3. Incentives and bonus schemes
Many candidates are put off by terms such as ‘discretionary bonus‘ or ‘profit sharing’ when salary packages are broken down or outlined in their offer letters, since for the most part the chance or likelihood of achieving these additional benefits is beyond their control. Personally they may perform outstandingly, but if the company doesn’t perform well, then a ‘discretionary bonus’ could be minimal and in some cases not awarded at all.
Candidates today would much rather be measured (and ultimately rewarded and compensated) on their own individual performance and contribution to their team as well as to the business as a whole.
Nowadays the majority of candidates (at least those really serious about finding the right next step in their career) will be totally prepared when it comes to assessing and ultimately negotiating their salary, benefits and total remuneration package.
They will have conducted their own comparative research into salary packages, and they will have a fairly accurate idea of their value for their level and profession in their market.
4. Tailoring the remuneration package
Where possible, you should tailor earning potential around an individual employee.

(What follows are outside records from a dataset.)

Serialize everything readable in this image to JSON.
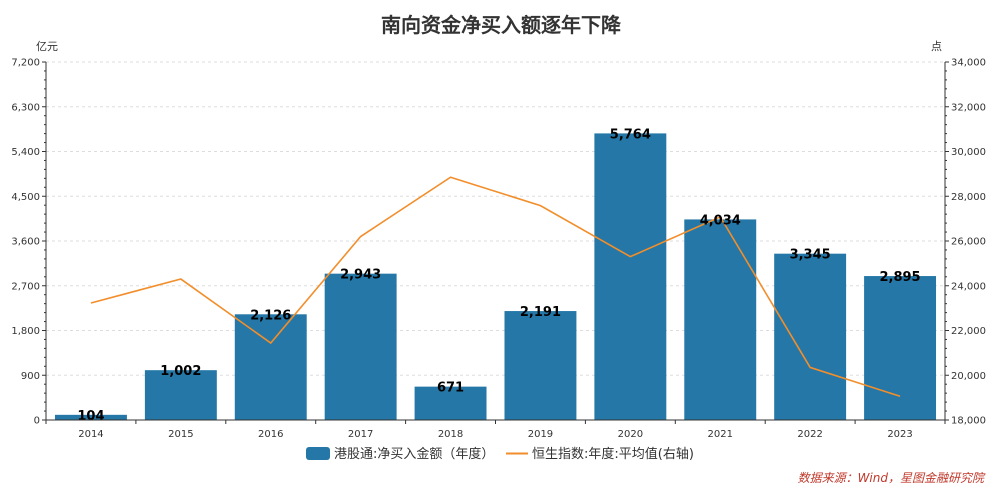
{
  "chart_data": {
    "type": "bar",
    "title": "南向资金净买入额逐年下降",
    "left_unit": "亿元",
    "right_unit": "点",
    "categories": [
      "2014",
      "2015",
      "2016",
      "2017",
      "2018",
      "2019",
      "2020",
      "2021",
      "2022",
      "2023"
    ],
    "series": [
      {
        "name": "港股通:净买入金额（年度）",
        "type": "bar",
        "axis": "left",
        "color": "#2477a6",
        "values": [
          104,
          1002,
          2126,
          2943,
          671,
          2191,
          5764,
          4034,
          3345,
          2895
        ],
        "labels": [
          "104",
          "1,002",
          "2,126",
          "2,943",
          "671",
          "2,191",
          "5,764",
          "4,034",
          "3,345",
          "2,895"
        ]
      },
      {
        "name": "恒生指数:年度:平均值(右轴)",
        "type": "line",
        "axis": "right",
        "color": "#f28e2b",
        "values": [
          23230,
          24300,
          21440,
          26200,
          28850,
          27580,
          25300,
          27080,
          20350,
          19060
        ]
      }
    ],
    "left_axis": {
      "ylim": [
        0,
        7200
      ],
      "ticks": [
        0,
        900,
        1800,
        2700,
        3600,
        4500,
        5400,
        6300,
        7200
      ],
      "tick_labels": [
        "0",
        "900",
        "1,800",
        "2,700",
        "3,600",
        "4,500",
        "5,400",
        "6,300",
        "7,200"
      ]
    },
    "right_axis": {
      "ylim": [
        18000,
        34000
      ],
      "ticks": [
        18000,
        20000,
        22000,
        24000,
        26000,
        28000,
        30000,
        32000,
        34000
      ],
      "tick_labels": [
        "18,000",
        "20,000",
        "22,000",
        "24,000",
        "26,000",
        "28,000",
        "30,000",
        "32,000",
        "34,000"
      ]
    },
    "grid": true,
    "legend_position": "bottom",
    "source": "数据来源：Wind，星图金融研究院"
  }
}
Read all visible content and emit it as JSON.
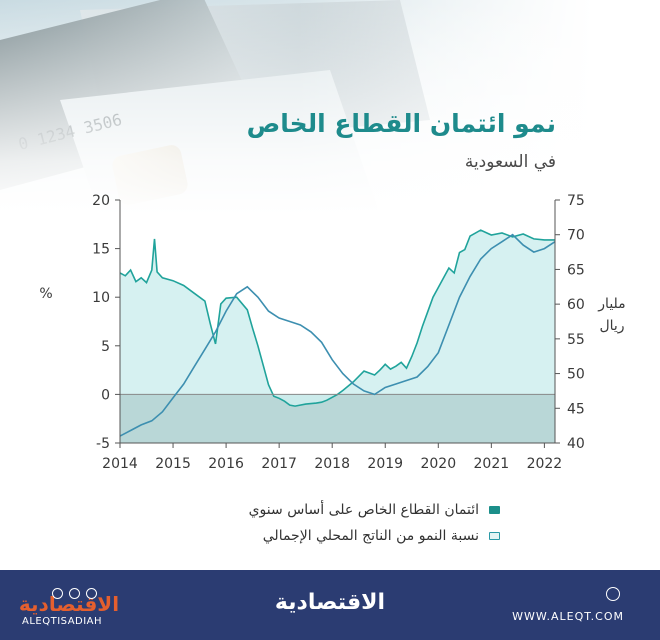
{
  "header": {
    "title": "نمو ائتمان القطاع الخاص",
    "subtitle": "في السعودية"
  },
  "chart_data": {
    "type": "area",
    "x_ticks": [
      "2014",
      "2015",
      "2016",
      "2017",
      "2018",
      "2019",
      "2020",
      "2021",
      "2022"
    ],
    "left_axis": {
      "unit": "%",
      "range": [
        -5,
        20
      ],
      "ticks": [
        -5,
        0,
        5,
        10,
        15,
        20
      ]
    },
    "right_axis": {
      "unit": "مليار ريال",
      "range": [
        40,
        75
      ],
      "ticks": [
        40,
        45,
        50,
        55,
        60,
        65,
        70,
        75
      ]
    },
    "series": [
      {
        "name": "ائتمان القطاع الخاص على أساس سنوي",
        "style": "filled-area",
        "axis": "left",
        "x": [
          2014.0,
          2014.1,
          2014.2,
          2014.3,
          2014.4,
          2014.5,
          2014.6,
          2014.65,
          2014.7,
          2014.8,
          2015.0,
          2015.2,
          2015.4,
          2015.6,
          2015.7,
          2015.8,
          2015.9,
          2016.0,
          2016.2,
          2016.4,
          2016.5,
          2016.6,
          2016.7,
          2016.8,
          2016.9,
          2017.0,
          2017.1,
          2017.2,
          2017.3,
          2017.5,
          2017.7,
          2017.8,
          2017.9,
          2018.0,
          2018.1,
          2018.2,
          2018.4,
          2018.6,
          2018.8,
          2018.9,
          2019.0,
          2019.1,
          2019.2,
          2019.3,
          2019.4,
          2019.5,
          2019.6,
          2019.7,
          2019.8,
          2019.9,
          2020.0,
          2020.1,
          2020.2,
          2020.3,
          2020.4,
          2020.5,
          2020.6,
          2020.8,
          2021.0,
          2021.2,
          2021.4,
          2021.6,
          2021.8,
          2022.0,
          2022.2
        ],
        "values": [
          12.5,
          12.2,
          12.8,
          11.6,
          12.0,
          11.5,
          12.8,
          16.0,
          12.6,
          12.0,
          11.7,
          11.2,
          10.4,
          9.6,
          7.3,
          5.2,
          9.3,
          9.9,
          10.0,
          8.7,
          6.8,
          5.0,
          3.0,
          1.0,
          -0.2,
          -0.4,
          -0.7,
          -1.1,
          -1.2,
          -1.0,
          -0.9,
          -0.8,
          -0.6,
          -0.3,
          0.0,
          0.4,
          1.3,
          2.4,
          2.0,
          2.5,
          3.1,
          2.6,
          2.9,
          3.3,
          2.7,
          3.9,
          5.3,
          7.0,
          8.5,
          10.0,
          11.0,
          12.0,
          13.0,
          12.5,
          14.6,
          14.9,
          16.3,
          16.9,
          16.4,
          16.6,
          16.2,
          16.5,
          16.0,
          15.9,
          15.9
        ]
      },
      {
        "name": "نسبة النمو من الناتج المحلي الإجمالي",
        "style": "line",
        "axis": "right",
        "x": [
          2014.0,
          2014.2,
          2014.4,
          2014.6,
          2014.8,
          2015.0,
          2015.2,
          2015.4,
          2015.6,
          2015.8,
          2016.0,
          2016.2,
          2016.4,
          2016.6,
          2016.8,
          2017.0,
          2017.2,
          2017.4,
          2017.6,
          2017.8,
          2018.0,
          2018.2,
          2018.4,
          2018.6,
          2018.8,
          2019.0,
          2019.2,
          2019.4,
          2019.6,
          2019.8,
          2020.0,
          2020.2,
          2020.4,
          2020.6,
          2020.8,
          2021.0,
          2021.2,
          2021.4,
          2021.6,
          2021.8,
          2022.0,
          2022.2
        ],
        "values": [
          41.0,
          41.8,
          42.6,
          43.2,
          44.5,
          46.5,
          48.5,
          51.0,
          53.5,
          56.0,
          59.0,
          61.5,
          62.5,
          61.0,
          59.0,
          58.0,
          57.5,
          57.0,
          56.0,
          54.5,
          52.0,
          50.0,
          48.5,
          47.5,
          47.0,
          48.0,
          48.5,
          49.0,
          49.5,
          51.0,
          53.0,
          57.0,
          61.0,
          64.0,
          66.5,
          68.0,
          69.0,
          70.0,
          68.5,
          67.5,
          68.0,
          69.0
        ]
      }
    ],
    "colors": {
      "area_fill": "#cfeeee",
      "area_stroke": "#20a39b",
      "negative_band": "#b9d7d7",
      "line_stroke": "#3d8fb0",
      "title": "#1e8b8c"
    },
    "legend_position": "bottom"
  },
  "legend": [
    {
      "label": "ائتمان القطاع الخاص على أساس سنوي",
      "marker": "filled"
    },
    {
      "label": "نسبة النمو من الناتج المحلي الإجمالي",
      "marker": "outline"
    }
  ],
  "footer": {
    "brand": "الاقتصادية",
    "url": "WWW.ALEQT.COM",
    "logo_text": "الاقتصادية",
    "handle": "ALEQTISADIAH"
  }
}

More than ever before candidates are not simply jumping at the first offer made available to them. So asking “what package are you on now, and what package will entice you to move?” is a question that should be asked when you first meet with a prospective new employee. That way you can start to think creatively in terms of meeting their expectations around earning potential.
Discussions around job offers, salary packages, compensation and benefit plans are a daily occurrence in today’s market. However attractive compensation plans, attractive incentive schemes and offers tailored towards both the financial as well as developmental needs of highly sought-after candidates are extremely rare.
Don’t forget your priority is to get your superstar candidate to sign on the dotted line without delay. You don’t want your offer to be part of a benchmarking exercise or a fishing expedition for a pay rise with their current employer. So please don’t let the inclusion of a cell phone plan or a percentage point in a commission structure become the deal breaker.